In the ancient world,
when someone threw a dinner party
they’d all lean in
to hear old stories
as if they were new.
When everyone retired
to their countless separate rooms,
the eel and duck,
the peacock and candied locust
sweetly brewing,
they’d lie awake plotting
their children’s future.
Would it be through love or hate,
marrying Apollonia to Peneus,
the old river god
with farms half a pregnancy away
and an allergy to fish?
Such details one thinks to put in letters
to in-laws one will never meet!
Tonight on the news
the molester was sentenced,
twelve centuries in jail.
The time it takes to rise and fall.
Against her parents’ insistence
one girl had a child
with fine green veins
pulsing in its downy skull.
One day in the park,
near the sound of water,
the child will stand,
wobble and fall forward,
crawling with desperate technique
on hands and knees,
like one of those soldiers
with sticks and leaves
stuck on his helmet.
The girl will choke back tears
too true to be believed,
her nose nearly wetting the page
whose author she seems to be.

from Rattle #31, Summer 2009

__________

Kenny Williams: “‘Daphne’ began with the sound of water in a public park.
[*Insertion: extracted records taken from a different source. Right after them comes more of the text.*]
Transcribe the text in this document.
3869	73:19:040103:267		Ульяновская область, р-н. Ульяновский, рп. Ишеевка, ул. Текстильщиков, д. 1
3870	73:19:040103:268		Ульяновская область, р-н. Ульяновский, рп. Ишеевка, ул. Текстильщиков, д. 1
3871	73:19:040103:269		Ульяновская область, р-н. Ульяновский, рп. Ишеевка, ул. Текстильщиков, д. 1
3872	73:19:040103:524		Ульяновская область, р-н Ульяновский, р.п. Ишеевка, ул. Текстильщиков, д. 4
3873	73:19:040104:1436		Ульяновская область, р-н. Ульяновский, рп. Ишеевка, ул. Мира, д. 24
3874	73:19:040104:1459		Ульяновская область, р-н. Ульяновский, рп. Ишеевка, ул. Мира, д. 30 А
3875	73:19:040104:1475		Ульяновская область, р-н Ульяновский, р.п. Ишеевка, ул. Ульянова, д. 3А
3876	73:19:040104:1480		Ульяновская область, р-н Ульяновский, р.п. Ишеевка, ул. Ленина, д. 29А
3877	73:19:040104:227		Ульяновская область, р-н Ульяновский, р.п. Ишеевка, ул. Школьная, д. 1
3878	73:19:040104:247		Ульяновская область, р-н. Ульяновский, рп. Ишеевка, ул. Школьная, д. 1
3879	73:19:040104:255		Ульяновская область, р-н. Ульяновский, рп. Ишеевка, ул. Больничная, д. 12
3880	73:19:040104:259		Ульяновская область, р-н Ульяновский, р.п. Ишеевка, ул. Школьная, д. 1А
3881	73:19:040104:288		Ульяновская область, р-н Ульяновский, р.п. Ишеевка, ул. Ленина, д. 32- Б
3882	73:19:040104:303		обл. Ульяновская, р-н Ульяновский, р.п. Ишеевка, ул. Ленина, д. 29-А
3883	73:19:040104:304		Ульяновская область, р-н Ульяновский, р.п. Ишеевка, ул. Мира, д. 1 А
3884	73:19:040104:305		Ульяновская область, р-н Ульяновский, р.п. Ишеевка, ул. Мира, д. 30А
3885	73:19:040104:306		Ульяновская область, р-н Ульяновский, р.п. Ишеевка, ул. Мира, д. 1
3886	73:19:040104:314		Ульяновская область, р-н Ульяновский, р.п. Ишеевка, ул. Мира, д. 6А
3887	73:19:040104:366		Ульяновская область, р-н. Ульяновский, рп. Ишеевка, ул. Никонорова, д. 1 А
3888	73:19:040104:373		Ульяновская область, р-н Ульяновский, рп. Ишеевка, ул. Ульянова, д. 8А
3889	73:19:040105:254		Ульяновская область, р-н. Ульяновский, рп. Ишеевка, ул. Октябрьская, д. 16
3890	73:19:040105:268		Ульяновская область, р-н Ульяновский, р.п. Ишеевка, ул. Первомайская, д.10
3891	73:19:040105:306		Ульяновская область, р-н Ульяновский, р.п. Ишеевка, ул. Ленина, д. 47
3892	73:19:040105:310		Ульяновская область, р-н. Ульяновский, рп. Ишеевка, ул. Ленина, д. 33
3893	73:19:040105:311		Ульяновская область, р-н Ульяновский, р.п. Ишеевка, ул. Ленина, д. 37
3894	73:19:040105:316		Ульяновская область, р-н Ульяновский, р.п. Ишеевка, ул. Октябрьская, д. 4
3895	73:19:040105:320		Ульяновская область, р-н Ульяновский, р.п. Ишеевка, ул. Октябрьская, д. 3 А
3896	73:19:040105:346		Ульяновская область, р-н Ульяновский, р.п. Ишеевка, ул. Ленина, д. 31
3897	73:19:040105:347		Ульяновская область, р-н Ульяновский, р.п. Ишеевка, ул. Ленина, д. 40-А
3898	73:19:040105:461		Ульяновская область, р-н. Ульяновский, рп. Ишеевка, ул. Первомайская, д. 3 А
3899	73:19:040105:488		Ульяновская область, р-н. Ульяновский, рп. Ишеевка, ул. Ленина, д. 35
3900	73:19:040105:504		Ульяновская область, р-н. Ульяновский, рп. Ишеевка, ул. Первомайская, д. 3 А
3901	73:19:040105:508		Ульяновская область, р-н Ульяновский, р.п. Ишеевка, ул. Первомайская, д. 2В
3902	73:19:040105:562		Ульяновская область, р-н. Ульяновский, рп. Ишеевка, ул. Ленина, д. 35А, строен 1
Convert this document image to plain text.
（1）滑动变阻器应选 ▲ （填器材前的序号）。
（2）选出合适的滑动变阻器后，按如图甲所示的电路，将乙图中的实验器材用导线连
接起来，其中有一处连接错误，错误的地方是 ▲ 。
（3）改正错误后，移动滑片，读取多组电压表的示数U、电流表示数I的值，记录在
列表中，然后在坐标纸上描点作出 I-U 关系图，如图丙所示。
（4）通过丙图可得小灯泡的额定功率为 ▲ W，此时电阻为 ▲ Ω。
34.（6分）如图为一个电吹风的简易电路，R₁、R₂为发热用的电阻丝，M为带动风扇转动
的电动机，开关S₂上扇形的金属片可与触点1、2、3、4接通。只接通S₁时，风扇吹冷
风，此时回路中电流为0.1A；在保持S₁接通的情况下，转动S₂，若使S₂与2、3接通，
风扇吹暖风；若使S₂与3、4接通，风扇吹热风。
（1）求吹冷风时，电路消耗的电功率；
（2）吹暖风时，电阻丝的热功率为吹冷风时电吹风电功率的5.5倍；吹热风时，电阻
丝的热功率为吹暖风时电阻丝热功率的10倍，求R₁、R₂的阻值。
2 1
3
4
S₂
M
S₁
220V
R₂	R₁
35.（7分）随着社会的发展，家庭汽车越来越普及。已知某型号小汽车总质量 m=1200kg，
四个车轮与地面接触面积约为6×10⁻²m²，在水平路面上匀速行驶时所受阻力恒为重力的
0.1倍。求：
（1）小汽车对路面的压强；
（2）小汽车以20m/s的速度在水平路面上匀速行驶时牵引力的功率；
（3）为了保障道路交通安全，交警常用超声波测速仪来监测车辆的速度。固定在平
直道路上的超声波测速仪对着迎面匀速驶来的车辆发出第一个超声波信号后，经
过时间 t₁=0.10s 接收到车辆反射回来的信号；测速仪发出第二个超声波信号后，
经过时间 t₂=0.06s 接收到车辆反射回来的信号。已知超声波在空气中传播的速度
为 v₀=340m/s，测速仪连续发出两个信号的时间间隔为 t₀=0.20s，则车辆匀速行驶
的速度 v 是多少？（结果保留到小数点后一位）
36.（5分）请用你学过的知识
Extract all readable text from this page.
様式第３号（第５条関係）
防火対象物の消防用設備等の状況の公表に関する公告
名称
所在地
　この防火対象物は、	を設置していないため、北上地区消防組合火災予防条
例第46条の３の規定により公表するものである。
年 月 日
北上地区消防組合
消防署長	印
Only later, remembering this sound as I wrote the poem, or imagining that I remembered it, did it seem important to my experience in the park that day that not only did I not see the source of the water-sound but that it never occurred to me to seek it out or interrogate its apparent absence. The leafy child, naturally, was imported into the poem from my imagination, the child’s mother and father from the dramas of exploitation media, the Roman dinner from the mists of historic memory. Like all the work that is finished in this world, ‘Daphne’ frightens me.”